Per procedere all’identificazione, oltre 50 famiglie hanno già fornito campioni di Dna. «Restituiremo i corpi ai familiari non appena i test saranno completati», ha spiegato la funzionaria sanitaria provinciale Summaiya Syed. Le autorità sanitarie stanno lavorando per concludere gli esami nel più breve tempo possibile.

Criticità nei soccorsi e contesto della sicurezza a Karachi

Accanto al lutto, emergono segnalazioni di malcontento da parte di alcune famiglie, che lamentano una presunta lentezza nelle operazioni di soccorso e di ricerca tra le aree colpite. Secondo tali testimonianze, un intervento più rapido avrebbe potuto ridurre il numero delle vittime. Le autorità non hanno al momento commentato nel dettaglio queste accuse, concentrandosi sulle attività di emergenza e sulle indagini.

Gli incendi a Karachi vengono segnalati con una certa frequenza in diversi tipi di edifici, tra cui mercati, stabilimenti industriali e palazzi. In più occasioni, le cronache locali hanno richiamato l’attenzione su infrastrutture obsolete, impianti elettrici non adeguatamente manutenuti, uscite di sicurezza insufficienti o non fruibili e carenze nei sistemi antincendio.

Inchiesta sulle cause dell’incendio al Gul Plaza

Il governo pakistano ha annunciato l’istituzione di una commissione incaricata di ricostruire l’esatta dinamica dell’incendio al Gul Plaza e di accertarne le cause. Al momento non è stata diffusa una versione ufficiale, ma tra le prime ipotesi figurano un possibile corto circuito e il mancato rispetto delle norme di sicurezza interna all’edificio.

Le indagini dovranno chiarire se la struttura fosse conforme alle regolamentazioni vigenti in materia di prevenzione incendi, se i sistemi di allarme e spegnimento fossero presenti e funzionanti e se le vie di fuga fossero adeguatamente segnalate e accessibili.

Impatto nazionale e riflessioni sulla sicurezza degli edifici pubblici

Le immagini del centro commerciale Gul Plaza distrutto dal fuoco, con corridoi anneriti e negozi gravemente danneggiati, sono state rilanciate da media e social in tutto il Pakistan, suscitando forte impressione nell’opinione pubblica. Numerosi utenti hanno commentato gli sviluppi del rogo, chiedendo maggiore attenzione alla sicurezza degli edifici pubblici in Pakistan.

L’episodio ha riaperto il dibattito sulle misure di prevenzione e controllo nei luoghi ad alta affluenza, come centri commerciali, mercati coperti e strutture polifunzionali. L’incendio è scoppiato la notte di sabato 17 gennaio 2026, intorno alle 22:15 ora locale, e si è protratto per molte ore prima di essere quasi completamente domato nei giorni successivi. Le autorità sono chiamate a verificare eventuali criticità strutturali e a valutare l’adozione di interventi per ridurre il rischio di incidenti analoghi.

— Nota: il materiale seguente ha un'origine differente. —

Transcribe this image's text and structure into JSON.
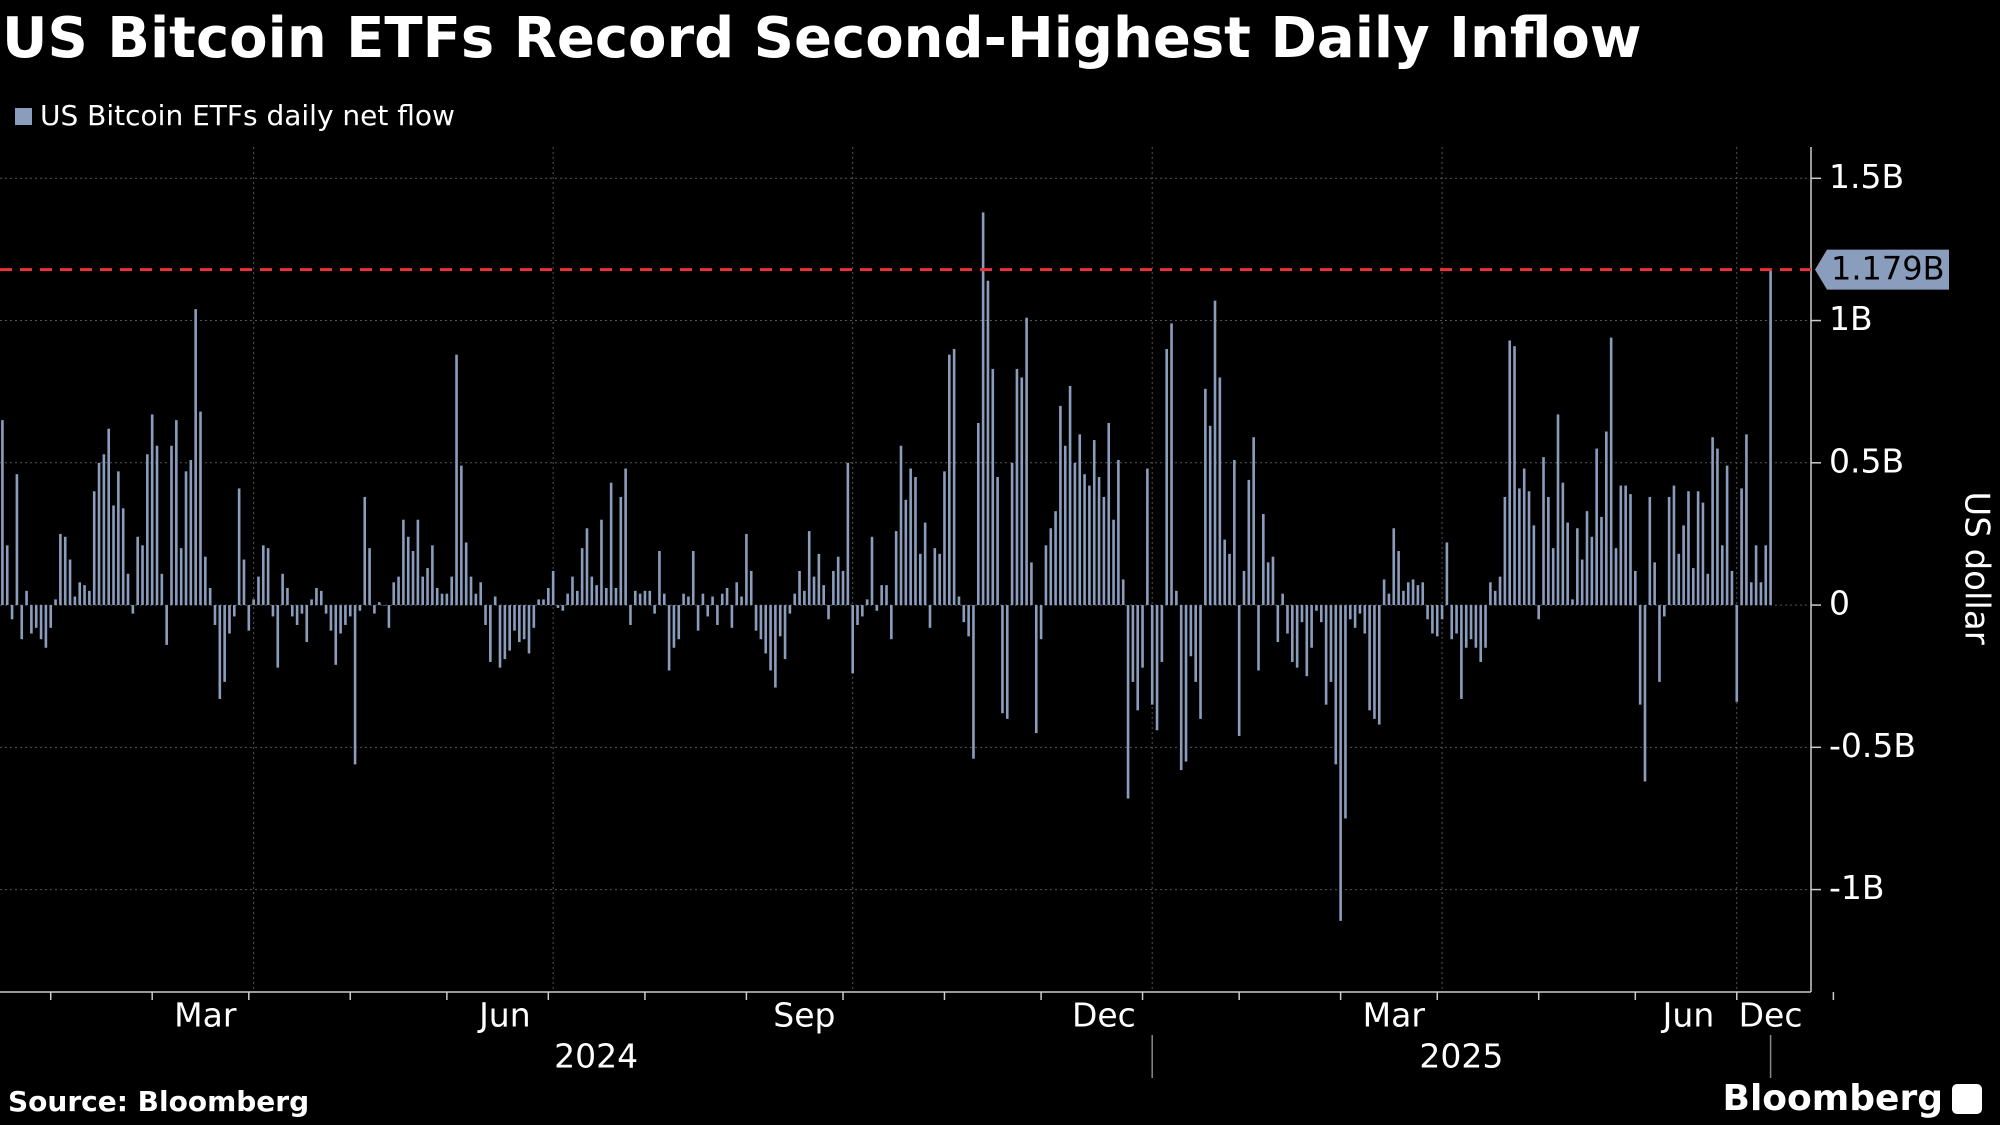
{
  "chart_data": {
    "type": "bar",
    "title": "US Bitcoin ETFs Record Second-Highest Daily Inflow",
    "series": [
      {
        "name": "US Bitcoin ETFs daily net flow",
        "color": "#8a9dbd",
        "values": [
          0.65,
          0.21,
          -0.05,
          0.46,
          -0.12,
          0.05,
          -0.1,
          -0.08,
          -0.12,
          -0.15,
          -0.08,
          0.02,
          0.25,
          0.24,
          0.16,
          0.03,
          0.08,
          0.07,
          0.05,
          0.4,
          0.5,
          0.53,
          0.62,
          0.35,
          0.47,
          0.34,
          0.11,
          -0.03,
          0.24,
          0.21,
          0.53,
          0.67,
          0.56,
          0.11,
          -0.14,
          0.56,
          0.65,
          0.2,
          0.47,
          0.51,
          1.04,
          0.68,
          0.17,
          0.06,
          -0.07,
          -0.33,
          -0.27,
          -0.1,
          -0.04,
          0.41,
          0.16,
          -0.09,
          0.02,
          0.1,
          0.21,
          0.2,
          -0.04,
          -0.22,
          0.11,
          0.06,
          -0.04,
          -0.07,
          -0.03,
          -0.13,
          0.02,
          0.06,
          0.05,
          -0.03,
          -0.09,
          -0.21,
          -0.1,
          -0.07,
          -0.04,
          -0.56,
          -0.02,
          0.38,
          0.2,
          -0.03,
          0.01,
          0,
          -0.08,
          0.08,
          0.1,
          0.3,
          0.24,
          0.19,
          0.3,
          0.1,
          0.13,
          0.21,
          0.06,
          0.04,
          0.04,
          0.1,
          0.88,
          0.49,
          0.22,
          0.1,
          0.04,
          0.08,
          -0.07,
          -0.2,
          0.03,
          -0.22,
          -0.19,
          -0.16,
          -0.09,
          -0.13,
          -0.12,
          -0.17,
          -0.08,
          0.02,
          0.02,
          0.06,
          0.12,
          -0.01,
          -0.02,
          0.04,
          0.1,
          0.05,
          0.2,
          0.27,
          0.1,
          0.07,
          0.3,
          0.06,
          0.43,
          0.06,
          0.38,
          0.48,
          -0.07,
          0.05,
          0.04,
          0.05,
          0.05,
          -0.03,
          0.19,
          0.04,
          -0.23,
          -0.15,
          -0.12,
          0.04,
          0.03,
          0.19,
          -0.09,
          0.04,
          -0.04,
          0.03,
          -0.07,
          0.04,
          0.06,
          -0.08,
          0.08,
          0.03,
          0.25,
          0.12,
          -0.09,
          -0.12,
          -0.17,
          -0.23,
          -0.29,
          -0.11,
          -0.19,
          -0.03,
          0.04,
          0.12,
          0.05,
          0.26,
          0.1,
          0.18,
          0.07,
          -0.05,
          0.12,
          0.17,
          0.12,
          0.5,
          -0.24,
          -0.07,
          -0.04,
          0.02,
          0.24,
          -0.02,
          0.07,
          0.07,
          -0.12,
          0.26,
          0.56,
          0.37,
          0.48,
          0.45,
          0.18,
          0.29,
          -0.08,
          0.2,
          0.18,
          0.47,
          0.88,
          0.9,
          0.03,
          -0.06,
          -0.11,
          -0.54,
          0.64,
          1.38,
          1.14,
          0.83,
          0.45,
          -0.38,
          -0.4,
          0.5,
          0.83,
          0.8,
          1.01,
          0.15,
          -0.45,
          -0.12,
          0.21,
          0.27,
          0.33,
          0.7,
          0.56,
          0.77,
          0.5,
          0.6,
          0.46,
          0.42,
          0.58,
          0.45,
          0.38,
          0.64,
          0.3,
          0.51,
          0.09,
          -0.68,
          -0.27,
          -0.37,
          -0.22,
          0.48,
          -0.35,
          -0.44,
          -0.2,
          0.9,
          0.99,
          0.05,
          -0.58,
          -0.55,
          -0.18,
          -0.27,
          -0.4,
          0.76,
          0.63,
          1.07,
          0.8,
          0.23,
          0.18,
          0.51,
          -0.46,
          0.12,
          0.44,
          0.59,
          -0.23,
          0.32,
          0.15,
          0.17,
          -0.13,
          0.04,
          -0.1,
          -0.2,
          -0.22,
          -0.06,
          -0.25,
          -0.15,
          -0.02,
          -0.06,
          -0.35,
          -0.27,
          -0.56,
          -1.11,
          -0.75,
          -0.05,
          -0.08,
          -0.03,
          -0.1,
          -0.37,
          -0.4,
          -0.42,
          0.09,
          0.04,
          0.27,
          0.19,
          0.05,
          0.08,
          0.09,
          0.07,
          0.08,
          -0.05,
          -0.1,
          -0.11,
          -0.05,
          0.22,
          -0.12,
          -0.1,
          -0.33,
          -0.15,
          -0.12,
          -0.15,
          -0.2,
          -0.15,
          0.08,
          0.05,
          0.1,
          0.38,
          0.93,
          0.91,
          0.41,
          0.48,
          0.4,
          0.28,
          -0.05,
          0.52,
          0.38,
          0.2,
          0.67,
          0.43,
          0.29,
          0.02,
          0.27,
          0.16,
          0.33,
          0.24,
          0.55,
          0.31,
          0.61,
          0.94,
          0.2,
          0.42,
          0.42,
          0.39,
          0.12,
          -0.35,
          -0.62,
          0.38,
          0.15,
          -0.27,
          -0.04,
          0.38,
          0.42,
          0.18,
          0.28,
          0.4,
          0.13,
          0.4,
          0.36,
          0.11,
          0.59,
          0.55,
          0.21,
          0.49,
          0.12,
          -0.34,
          0.41,
          0.6,
          0.08,
          0.21,
          0.08,
          0.21,
          1.179
        ]
      }
    ],
    "categories": [
      null,
      null,
      null,
      null,
      null,
      null,
      null,
      null,
      null,
      null,
      null,
      null,
      null,
      null,
      null,
      null,
      null,
      null,
      null,
      null,
      null,
      null,
      null,
      null,
      null,
      null,
      null,
      null,
      null,
      null,
      null,
      null,
      null,
      null,
      null,
      null,
      null,
      null,
      null,
      null,
      null,
      null,
      "Mar",
      null,
      null,
      null,
      null,
      null,
      null,
      null,
      null,
      null,
      null,
      null,
      null,
      null,
      null,
      null,
      null,
      null,
      null,
      null,
      null,
      null,
      null,
      null,
      null,
      null,
      null,
      null,
      null,
      null,
      null,
      null,
      null,
      null,
      null,
      null,
      null,
      null,
      null,
      null,
      null,
      null,
      null,
      null,
      null,
      null,
      null,
      null,
      null,
      null,
      null,
      null,
      null,
      null,
      null,
      null,
      null,
      null,
      null,
      null,
      null,
      null,
      "Jun",
      null,
      null,
      null,
      null,
      null,
      null,
      null,
      null,
      null,
      null,
      null,
      null,
      null,
      null,
      null,
      null,
      null,
      null,
      null,
      null,
      null,
      null,
      null,
      null,
      null,
      null,
      null,
      null,
      null,
      null,
      null,
      null,
      null,
      null,
      null,
      null,
      null,
      null,
      null,
      null,
      null,
      null,
      null,
      null,
      null,
      null,
      null,
      null,
      null,
      null,
      null,
      null,
      null,
      null,
      null,
      null,
      null,
      null,
      null,
      null,
      null,
      "Sep",
      null,
      null,
      null,
      null,
      null,
      null,
      null,
      null,
      null,
      null,
      null,
      null,
      null,
      null,
      null,
      null,
      null,
      null,
      null,
      null,
      null,
      null,
      null,
      null,
      null,
      null,
      null,
      null,
      null,
      null,
      null,
      null,
      null,
      null,
      null,
      null,
      null,
      null,
      null,
      null,
      null,
      null,
      null,
      null,
      null,
      null,
      null,
      null,
      null,
      null,
      null,
      null,
      null,
      null,
      null,
      null,
      null,
      null,
      null,
      null,
      null,
      "Dec",
      null,
      null,
      null,
      null,
      null,
      null,
      null,
      null,
      null,
      null,
      null,
      null,
      null,
      null,
      null,
      null,
      null,
      null,
      null,
      null,
      null,
      null,
      null,
      null,
      null,
      null,
      null,
      null,
      null,
      null,
      null,
      null,
      null,
      null,
      null,
      null,
      null,
      null,
      null,
      null,
      null,
      null,
      null,
      null,
      null,
      null,
      null,
      null,
      null,
      null,
      null,
      null,
      null,
      null,
      null,
      null,
      null,
      null,
      null,
      "Mar",
      null,
      null,
      null,
      null,
      null,
      null,
      null,
      null,
      null,
      null,
      null,
      null,
      null,
      null,
      null,
      null,
      null,
      null,
      null,
      null,
      null,
      null,
      null,
      null,
      null,
      null,
      null,
      null,
      null,
      null,
      null,
      null,
      null,
      null,
      null,
      null,
      null,
      null,
      null,
      null,
      null,
      null,
      null,
      null,
      null,
      null,
      null,
      null,
      null,
      null,
      null,
      null,
      null,
      null,
      null,
      null,
      null,
      null,
      null,
      null,
      "Jun",
      null,
      null,
      null,
      null,
      null,
      null,
      null,
      null,
      null,
      null,
      null,
      null,
      null,
      null,
      null,
      null,
      "Dec"
    ],
    "year_labels": [
      "2024",
      "2025"
    ],
    "ylim": [
      -1.36,
      1.61
    ],
    "yticks": [
      {
        "value": 1.5,
        "label": "1.5B"
      },
      {
        "value": 1,
        "label": "1B"
      },
      {
        "value": 0.5,
        "label": "0.5B"
      },
      0,
      {
        "value": -0.5,
        "label": "-0.5B"
      },
      {
        "value": -1,
        "label": "-1B"
      }
    ],
    "y_axis_label": "US dollar",
    "grid": true,
    "reference_line": {
      "value": 1.179,
      "label": "1.179B",
      "color": "#e8333c"
    },
    "source": "Source: Bloomberg",
    "brand": "Bloomberg"
  }
}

Situazione attuale e prossimi sviluppi

Mentre proseguono le operazioni di identificazione delle vittime e di assistenza ai familiari, la città di Karachi, in Pakistan, sta affrontando le conseguenze di uno degli incidenti più gravi degli ultimi anni. Le indagini della commissione d’inchiesta e degli organi competenti saranno decisive per definire le responsabilità e per individuare eventuali misure correttive.

L’attenzione resta alta sia sul fronte delle verifiche tecniche nell’edificio colpito, sia su quello del supporto alle famiglie coinvolte, in un contesto nazionale in cui la prevenzione degli incendi e la sicurezza degli spazi pubblici tornano al centro dell’agenda istituzionale.